Incubus Dreams - Laurell K. Hamilton [106]
“I couldn’t, Anita. You fuck this guy you’ve just met, and suddenly he’s living with you. I mean, it was everything I hated. Someone moving in, and taking your space, and losing your privacy, and you just lapped it up.” Again, there was that feeling in her voice that I’d betrayed her.
“Am I suppose to apologize for being happy?”
“Are you happy, really happy?”
I sighed. “Why do I think you’d be happier if I said no?”
She shook her head. “No, I don’t mean it like that, but, Anita,” she took my hand, “how can you let all these people in your house, all the time? You’re never alone anymore. Don’t you miss that?”
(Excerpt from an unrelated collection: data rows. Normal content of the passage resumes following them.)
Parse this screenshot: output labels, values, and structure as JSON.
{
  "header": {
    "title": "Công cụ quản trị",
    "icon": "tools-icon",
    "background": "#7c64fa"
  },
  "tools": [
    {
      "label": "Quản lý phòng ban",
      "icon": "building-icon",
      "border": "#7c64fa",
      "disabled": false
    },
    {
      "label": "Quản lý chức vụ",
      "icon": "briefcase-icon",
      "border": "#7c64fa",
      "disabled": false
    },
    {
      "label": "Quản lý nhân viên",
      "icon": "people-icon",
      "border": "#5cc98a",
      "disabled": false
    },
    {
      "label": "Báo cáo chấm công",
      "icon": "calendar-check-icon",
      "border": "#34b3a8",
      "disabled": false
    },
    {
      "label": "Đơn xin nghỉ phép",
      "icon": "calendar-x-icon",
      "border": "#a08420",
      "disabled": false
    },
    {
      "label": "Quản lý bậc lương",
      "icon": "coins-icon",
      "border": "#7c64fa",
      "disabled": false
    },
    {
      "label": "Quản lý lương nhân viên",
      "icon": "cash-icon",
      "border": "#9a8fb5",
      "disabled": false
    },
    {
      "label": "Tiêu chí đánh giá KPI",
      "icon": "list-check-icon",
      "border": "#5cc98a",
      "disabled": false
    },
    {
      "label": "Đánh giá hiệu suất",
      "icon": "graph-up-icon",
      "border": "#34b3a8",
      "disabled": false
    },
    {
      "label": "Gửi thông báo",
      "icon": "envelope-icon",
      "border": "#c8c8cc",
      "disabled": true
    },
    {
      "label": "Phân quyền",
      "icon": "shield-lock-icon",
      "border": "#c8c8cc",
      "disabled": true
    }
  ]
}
I thought about it, then said, “No, I spent my childhood alone in a crowd of family that didn’t understand me, or didn’t want to understand me. I’m finally with people that don’t think I’m the weird one.”
“No, because they’re weirder.”
I took my hand back this time. “That was mean,” I said.
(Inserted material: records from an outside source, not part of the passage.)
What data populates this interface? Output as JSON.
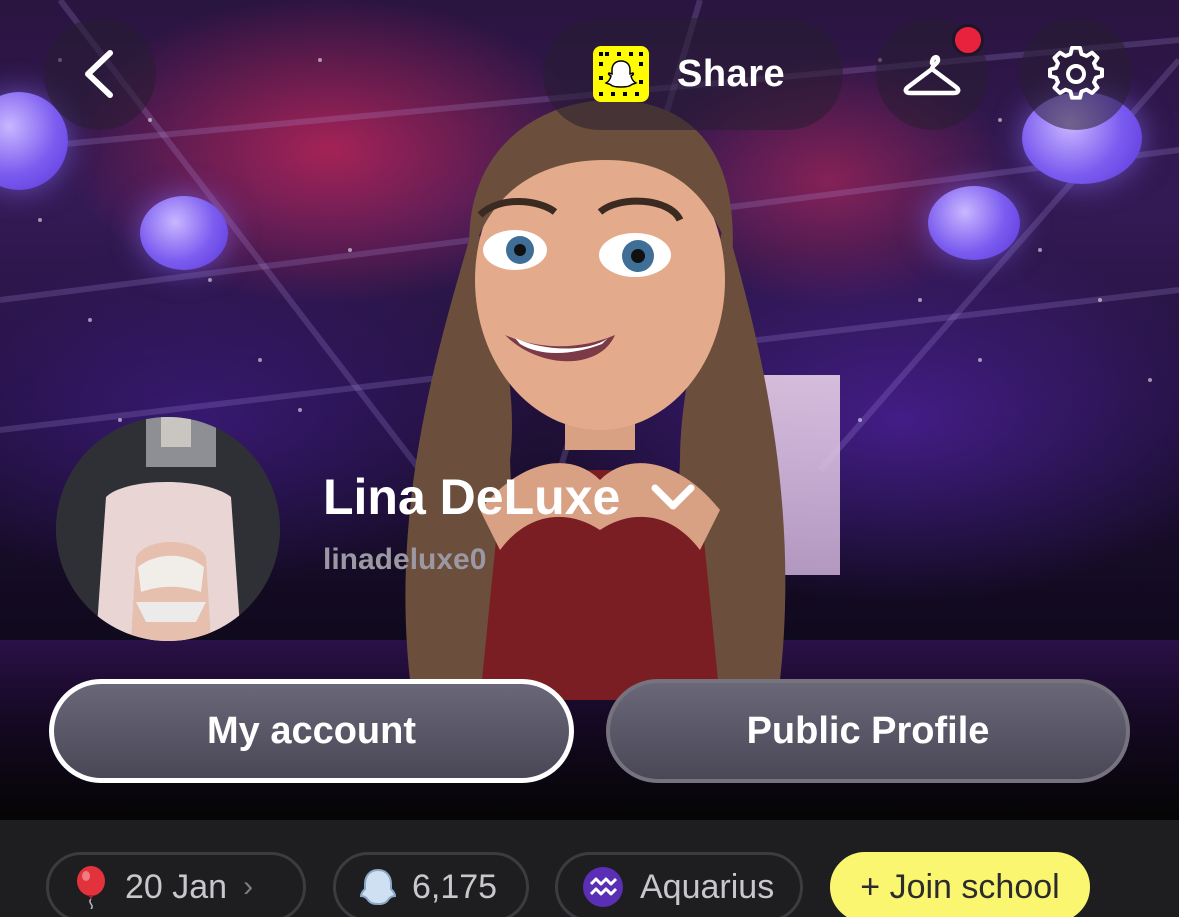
{
  "top_bar": {
    "share_label": "Share",
    "notification_color": "#e8213c",
    "snapcode_color": "#fffc00"
  },
  "profile": {
    "display_name": "Lina DeLuxe",
    "username": "linadeluxe0"
  },
  "actions": {
    "my_account": "My account",
    "public_profile": "Public Profile"
  },
  "info_chips": {
    "birthday": "20 Jan",
    "score": "6,175",
    "zodiac": "Aquarius",
    "join_school": "+ Join school"
  }
}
“I didn’t mean it that way, but isn’t Jean-Claude jealous of Micah the way he was of Richard?”
“No,” I said, and left it at that, because Ronnie wasn’t ready to hear the arrangements among the three of us. She thought we were weird already. If she only knew.
“Why isn’t he?”
I just shook my head and got up to get more coffee. She thought my lover was weird, she had always hated Jean-Claude, I wasn’t about to share intimacies about them with her. She’d just lost her privileges. And that made me sad. I’d thought this crisis with Louie might help Ronnie and me rebuild our friendship, but it wasn’t working out that way. Shit.
I poured coffee and tried to think of something useful to say. I finally realized that if I let her last remarks go, then we’d never be friends again. It was truth or nothing.
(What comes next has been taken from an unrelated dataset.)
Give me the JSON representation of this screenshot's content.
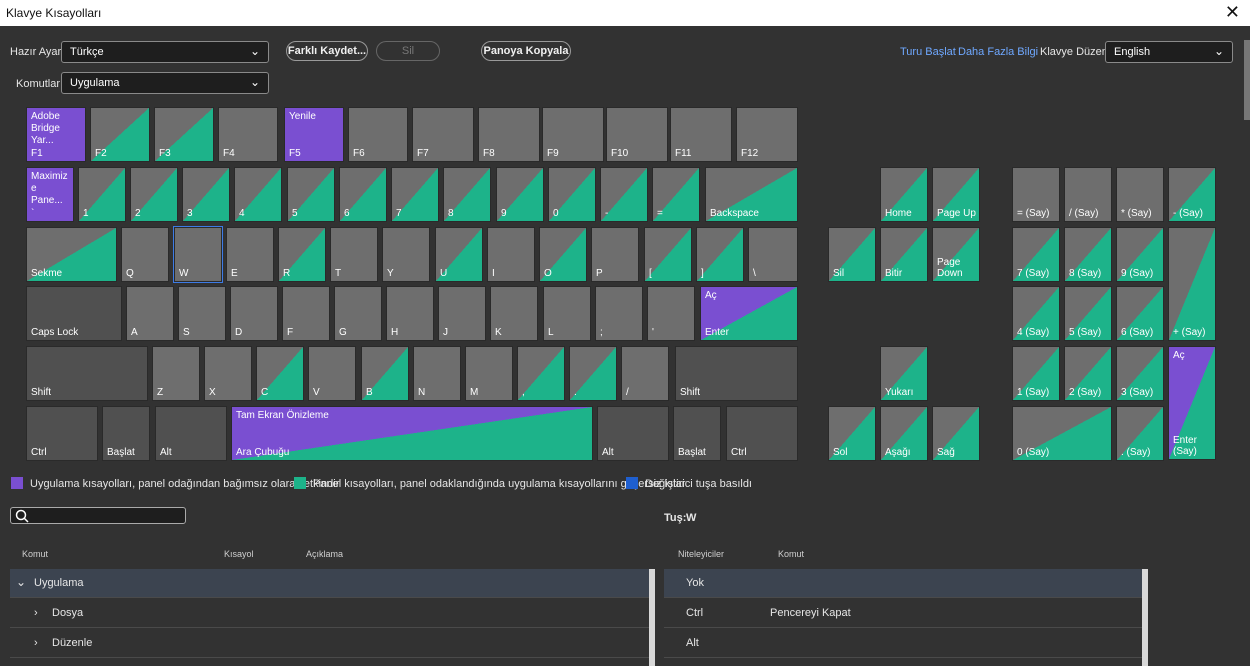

I leaned against the cabinet and looked at her. Something must have shown on my face, because she said, “You’re mad.”
“Do you realize by saying that my lover is weirder than I am, it says you think I’m weird. You don’t think your friends are weird, Ronnie.”
“I didn’t mean it that way.”
“Then how did you mean it?”
“I didn’t mean it, Anita, I’m sorry, but I am weirded out, I mean, I didn’t like Micah coming out of nowhere. And that Nathaniel is living here, cooking and cleaning, what is he, like a maid?”
“He’s my pomme de sang,” I said, and my voice was as cold as my face.
“Doesn’t that mean he’s like food?”
“Sometimes,” I said, and I tried to tell her with my eyes that she should be careful.
“I don’t take my steak to bed with me, Anita. I don’t read bedtime stories to my milkshake.” I’d told Ronnie just enough of my personal arrangements for her to throw them back into my face and belittle them. Great. “Ronnie, you need to be very careful what you say right now. Very careful.”
“You’re insulted, aren’t you?” she asked.
“Yes,” I said, “I came to you with very personal stuff, back when it bothered me that Nathaniel was sharing the bed with Micah and me, and I told you we were reading to each other. That wasn’t a complaint.”
“Has something changed between you and Nathaniel? Last I heard, he was food, and one of your leopards, but that was all.”
“Yeah, things have changed.”
“You have two men living with you?”
I nodded. “Yep.”
“Two men, two lovers?”
I took a deep breath, and just said, “Yes.”
“Then how can you encourage me to say yes to Louie?”
“I didn’t encourage you. I just asked which you value more, Louie, or your privacy. It’s him that’s made it a choice, not me.”
“But you didn’t have to choose.”
“Not yet,” I said.
“What’s that mean?” she asked.
“It means that I never underestimate the power of the men in my life to complicate things. So far, so good.”
“So far, so good. How can you let that be enough? Don’t you want a guarantee that they aren’t going to cut your heart out and stomp on it?”
“I’d love a guarantee, but it doesn’t work that way. You’ve just got to take the plunge and hope for the best.”
“Marry him, you mean.”
“Ronnie, the only one here obsessed with marriage is you. You, and maybe Louie. I’ve got no plans in that direction.”